Objectif : réinvestir les connaissances

I) Les auteurs des fabliaux

Au Moyen-âge, la diffusion des textes se faisait principalement grâce à l’oral. Les textes étaient écrits, le plus souvent anonymement, en ancien français, et des conteurs les récitaient devant la Cour, accompagnés d’un instrument de musique. Ils allaient de châteaux en châteaux pour raconter leurs histoires, c’est pourquoi on dit qu’ils sont des artistes itinérants.

Il existait deux noms pour ces artistes :        - au Nord : les trouvères
                                                             - au Sud : les troubadours

Le ménestrel est un jongleur très favorisé puisqu’il loge dans le château de son seigneur, qu’il est chargé de divertir.

II) Le fabliau

Un fabliau est un genre littéraire de l’époque du Moyen-Age, qui respecte le schéma narratif, et dans lequel on trouve beaucoup d’allusions à la religion. C’est un récit court qui fait intervenir un nombre restreint de personnages. Ce ne sont jamais des héros, mais des types définis surtout par leur caractère ; ce sont toujours les faibles qui gagnent.
L’action a lieu en un temps limité mais incertain (”jadis”, “un jour”) et dans un espace restreint (souvent, la campagne).

Le narrateur qui est un troubadour (ou trouvère) intervient dans le récit, dans les formules d’introduction et de conclusion.
Le fabliau sert à la fois à faire rire le lecteur (il repose sur une ruse, un quiproquo), et à faire une critique de la société. Il comporte d’ailleurs une morale.

III) Les étapes du récit

- La situation initiale est celle du début de l’histoire. C’est une sorte d’introduction qui présente le héros, les personnages du récit, le lieu du récit…

- L’élément perturbateur est le fait qui bouleverse la situation de départ. C’est cet événement qui déclenche l’histoire.

- Les péripéties sont les différentes actions de l’histoire

- Le dénouement : un événement nouveau va survenir, qui va permettre au récit de se terminer.

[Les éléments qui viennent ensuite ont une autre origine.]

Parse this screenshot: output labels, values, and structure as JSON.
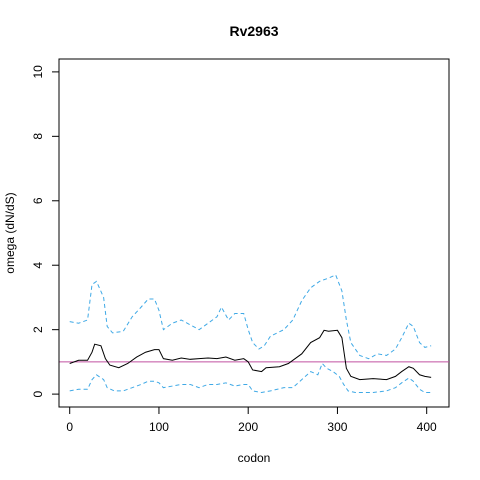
{
  "chart_data": {
    "type": "line",
    "title": "Rv2963",
    "xlabel": "codon",
    "ylabel": "omega (dN/dS)",
    "xlim": [
      -12,
      425
    ],
    "ylim": [
      -0.4,
      10.4
    ],
    "x_ticks": [
      0,
      100,
      200,
      300,
      400
    ],
    "y_ticks": [
      0,
      2,
      4,
      6,
      8,
      10
    ],
    "reference_line": {
      "y": 1,
      "color": "#c050a0"
    },
    "series": [
      {
        "style": "solid",
        "color": "#000000",
        "points": [
          [
            0,
            0.95
          ],
          [
            10,
            1.05
          ],
          [
            20,
            1.05
          ],
          [
            25,
            1.3
          ],
          [
            28,
            1.55
          ],
          [
            35,
            1.5
          ],
          [
            40,
            1.1
          ],
          [
            45,
            0.9
          ],
          [
            55,
            0.82
          ],
          [
            65,
            0.95
          ],
          [
            75,
            1.15
          ],
          [
            85,
            1.3
          ],
          [
            95,
            1.38
          ],
          [
            100,
            1.38
          ],
          [
            105,
            1.1
          ],
          [
            115,
            1.05
          ],
          [
            125,
            1.12
          ],
          [
            135,
            1.08
          ],
          [
            145,
            1.1
          ],
          [
            155,
            1.12
          ],
          [
            165,
            1.1
          ],
          [
            175,
            1.15
          ],
          [
            185,
            1.05
          ],
          [
            195,
            1.1
          ],
          [
            200,
            1.0
          ],
          [
            205,
            0.75
          ],
          [
            215,
            0.7
          ],
          [
            220,
            0.82
          ],
          [
            235,
            0.85
          ],
          [
            245,
            0.95
          ],
          [
            260,
            1.25
          ],
          [
            270,
            1.6
          ],
          [
            280,
            1.75
          ],
          [
            285,
            1.98
          ],
          [
            290,
            1.95
          ],
          [
            300,
            1.98
          ],
          [
            305,
            1.75
          ],
          [
            310,
            0.8
          ],
          [
            315,
            0.55
          ],
          [
            325,
            0.45
          ],
          [
            340,
            0.48
          ],
          [
            355,
            0.45
          ],
          [
            365,
            0.55
          ],
          [
            372,
            0.7
          ],
          [
            380,
            0.85
          ],
          [
            385,
            0.8
          ],
          [
            392,
            0.6
          ],
          [
            398,
            0.55
          ],
          [
            405,
            0.52
          ]
        ]
      },
      {
        "style": "dashed",
        "color": "#3fa9e6",
        "points": [
          [
            0,
            2.25
          ],
          [
            10,
            2.2
          ],
          [
            20,
            2.3
          ],
          [
            25,
            3.4
          ],
          [
            30,
            3.5
          ],
          [
            38,
            3.0
          ],
          [
            42,
            2.1
          ],
          [
            48,
            1.9
          ],
          [
            60,
            1.95
          ],
          [
            70,
            2.4
          ],
          [
            80,
            2.7
          ],
          [
            88,
            2.95
          ],
          [
            95,
            2.95
          ],
          [
            100,
            2.6
          ],
          [
            105,
            2.0
          ],
          [
            115,
            2.2
          ],
          [
            125,
            2.3
          ],
          [
            135,
            2.15
          ],
          [
            145,
            2.0
          ],
          [
            155,
            2.2
          ],
          [
            165,
            2.4
          ],
          [
            170,
            2.7
          ],
          [
            178,
            2.3
          ],
          [
            185,
            2.5
          ],
          [
            195,
            2.5
          ],
          [
            200,
            2.0
          ],
          [
            205,
            1.6
          ],
          [
            212,
            1.4
          ],
          [
            218,
            1.5
          ],
          [
            225,
            1.8
          ],
          [
            240,
            2.0
          ],
          [
            250,
            2.3
          ],
          [
            260,
            2.9
          ],
          [
            270,
            3.3
          ],
          [
            280,
            3.5
          ],
          [
            290,
            3.6
          ],
          [
            298,
            3.7
          ],
          [
            305,
            3.2
          ],
          [
            310,
            2.3
          ],
          [
            315,
            1.6
          ],
          [
            325,
            1.2
          ],
          [
            335,
            1.1
          ],
          [
            345,
            1.25
          ],
          [
            355,
            1.2
          ],
          [
            365,
            1.4
          ],
          [
            372,
            1.75
          ],
          [
            380,
            2.2
          ],
          [
            385,
            2.1
          ],
          [
            392,
            1.6
          ],
          [
            398,
            1.45
          ],
          [
            405,
            1.5
          ]
        ]
      },
      {
        "style": "dashed",
        "color": "#3fa9e6",
        "points": [
          [
            0,
            0.1
          ],
          [
            10,
            0.15
          ],
          [
            20,
            0.15
          ],
          [
            25,
            0.45
          ],
          [
            30,
            0.6
          ],
          [
            38,
            0.45
          ],
          [
            42,
            0.2
          ],
          [
            50,
            0.1
          ],
          [
            60,
            0.1
          ],
          [
            70,
            0.2
          ],
          [
            80,
            0.3
          ],
          [
            88,
            0.4
          ],
          [
            95,
            0.4
          ],
          [
            100,
            0.35
          ],
          [
            105,
            0.2
          ],
          [
            115,
            0.25
          ],
          [
            125,
            0.3
          ],
          [
            135,
            0.3
          ],
          [
            145,
            0.2
          ],
          [
            155,
            0.3
          ],
          [
            165,
            0.3
          ],
          [
            175,
            0.35
          ],
          [
            185,
            0.25
          ],
          [
            195,
            0.3
          ],
          [
            200,
            0.3
          ],
          [
            205,
            0.1
          ],
          [
            215,
            0.05
          ],
          [
            225,
            0.1
          ],
          [
            240,
            0.2
          ],
          [
            250,
            0.2
          ],
          [
            260,
            0.45
          ],
          [
            270,
            0.7
          ],
          [
            278,
            0.6
          ],
          [
            283,
            0.95
          ],
          [
            288,
            0.8
          ],
          [
            295,
            0.7
          ],
          [
            302,
            0.55
          ],
          [
            307,
            0.3
          ],
          [
            312,
            0.1
          ],
          [
            320,
            0.05
          ],
          [
            340,
            0.05
          ],
          [
            355,
            0.1
          ],
          [
            365,
            0.2
          ],
          [
            372,
            0.35
          ],
          [
            380,
            0.5
          ],
          [
            385,
            0.4
          ],
          [
            392,
            0.15
          ],
          [
            398,
            0.05
          ],
          [
            405,
            0.05
          ]
        ]
      }
    ]
  }
}
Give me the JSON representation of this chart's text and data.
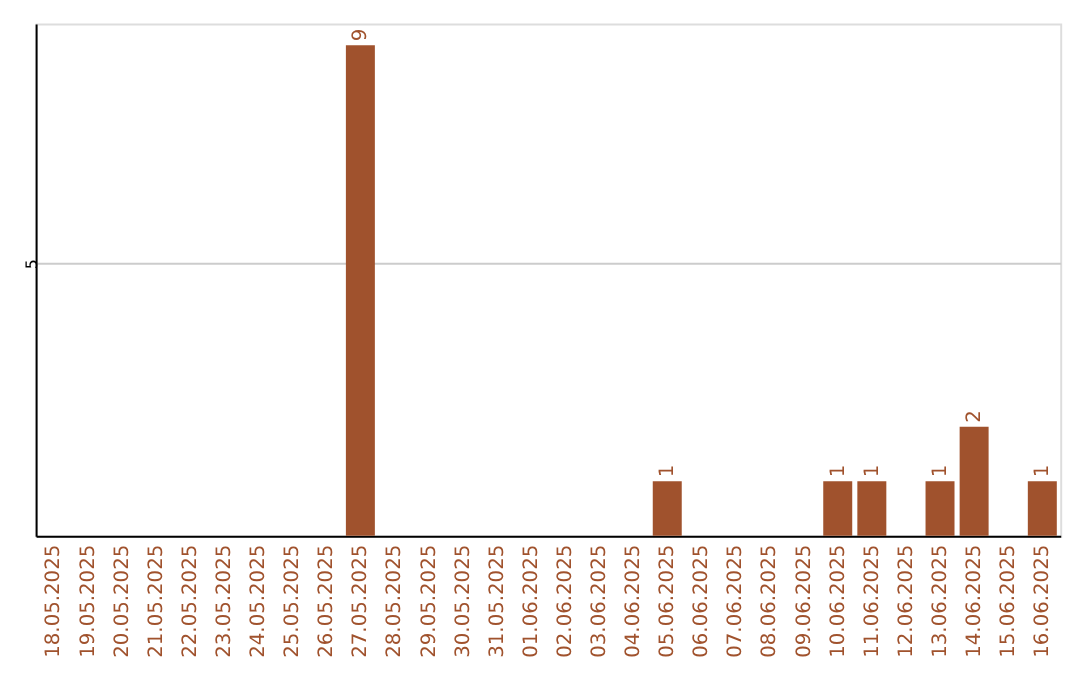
{
  "chart_data": {
    "type": "bar",
    "categories": [
      "18.05.2025",
      "19.05.2025",
      "20.05.2025",
      "21.05.2025",
      "22.05.2025",
      "23.05.2025",
      "24.05.2025",
      "25.05.2025",
      "26.05.2025",
      "27.05.2025",
      "28.05.2025",
      "29.05.2025",
      "30.05.2025",
      "31.05.2025",
      "01.06.2025",
      "02.06.2025",
      "03.06.2025",
      "04.06.2025",
      "05.06.2025",
      "06.06.2025",
      "07.06.2025",
      "08.06.2025",
      "09.06.2025",
      "10.06.2025",
      "11.06.2025",
      "12.06.2025",
      "13.06.2025",
      "14.06.2025",
      "15.06.2025",
      "16.06.2025"
    ],
    "values": [
      0,
      0,
      0,
      0,
      0,
      0,
      0,
      0,
      0,
      9,
      0,
      0,
      0,
      0,
      0,
      0,
      0,
      0,
      1,
      0,
      0,
      0,
      0,
      1,
      1,
      0,
      1,
      2,
      0,
      1
    ],
    "value_labels": [
      null,
      null,
      null,
      null,
      null,
      null,
      null,
      null,
      null,
      "9",
      null,
      null,
      null,
      null,
      null,
      null,
      null,
      null,
      "1",
      null,
      null,
      null,
      null,
      "1",
      "1",
      null,
      "1",
      "2",
      null,
      "1"
    ],
    "color": "#a0522d",
    "ylim": [
      0,
      9.4
    ],
    "yticks": [
      5
    ],
    "grid": "y"
  }
}
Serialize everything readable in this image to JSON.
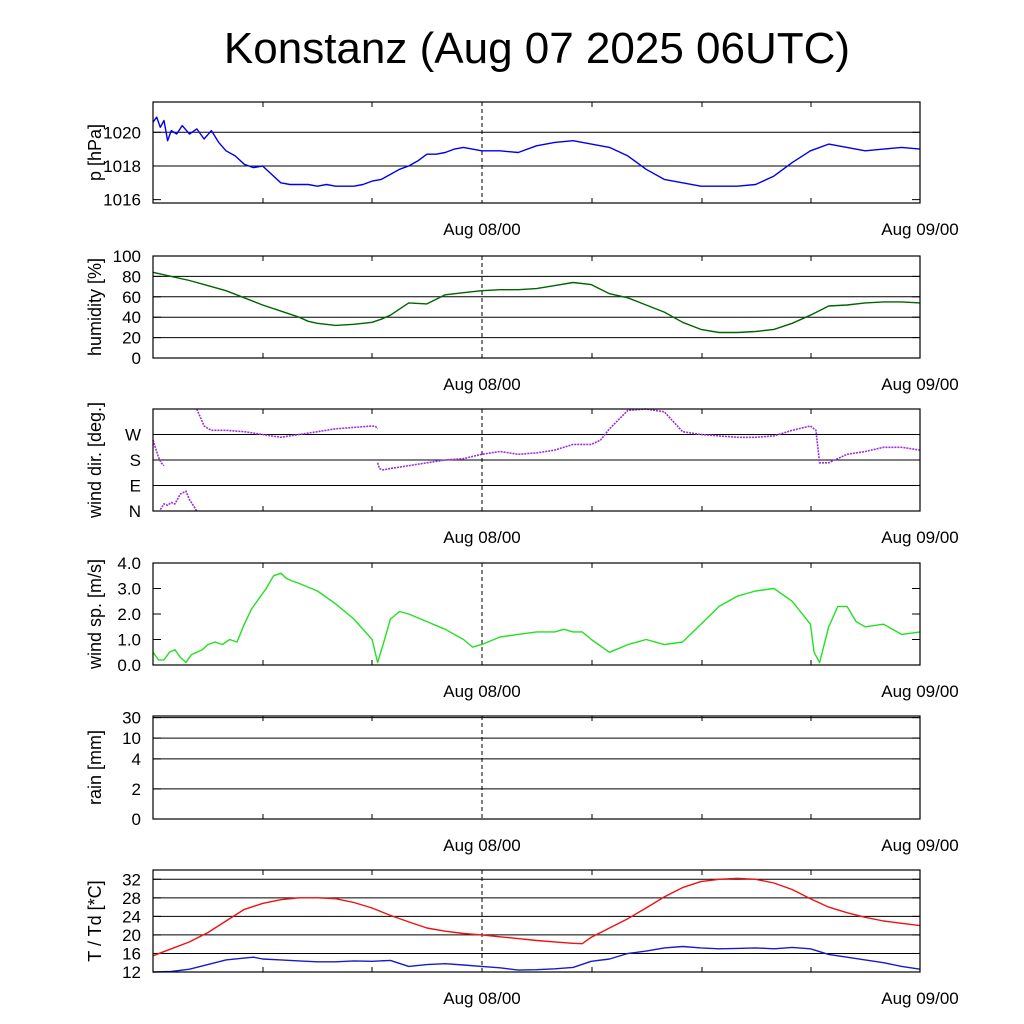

- La situation finale est une conclusion au récit. Il y a soit rétablissement de la situation de départ, soit nouvelle situation.

IV) Les valeurs du présent

- Le présent de l’action : dans un récit au passé, on peut utiliser le présent pour mettre en valeur l’action et rendre le texte plus vivant : c’est le présent de narration.

- Le présent utilisé par le conteur, qui ne correspond pas au même présent que celui de l’histoire : quand le récit est au passé, le narrateur peut faire des commentaires grâce au présent d’énonciation.

- Le présent employé dans les dialogues : il évoque un fait qui a lieu en même temps que la parole, c’est le présent d’actualité (être en train de…)

- Le présent de la morale, qui donne à celle-ci une valeur intemporelle : le présent de vérité générale est employé pour une définition, un proverbe, une vérité vraie en tout temps. « Mieux vaut tard que jamais ».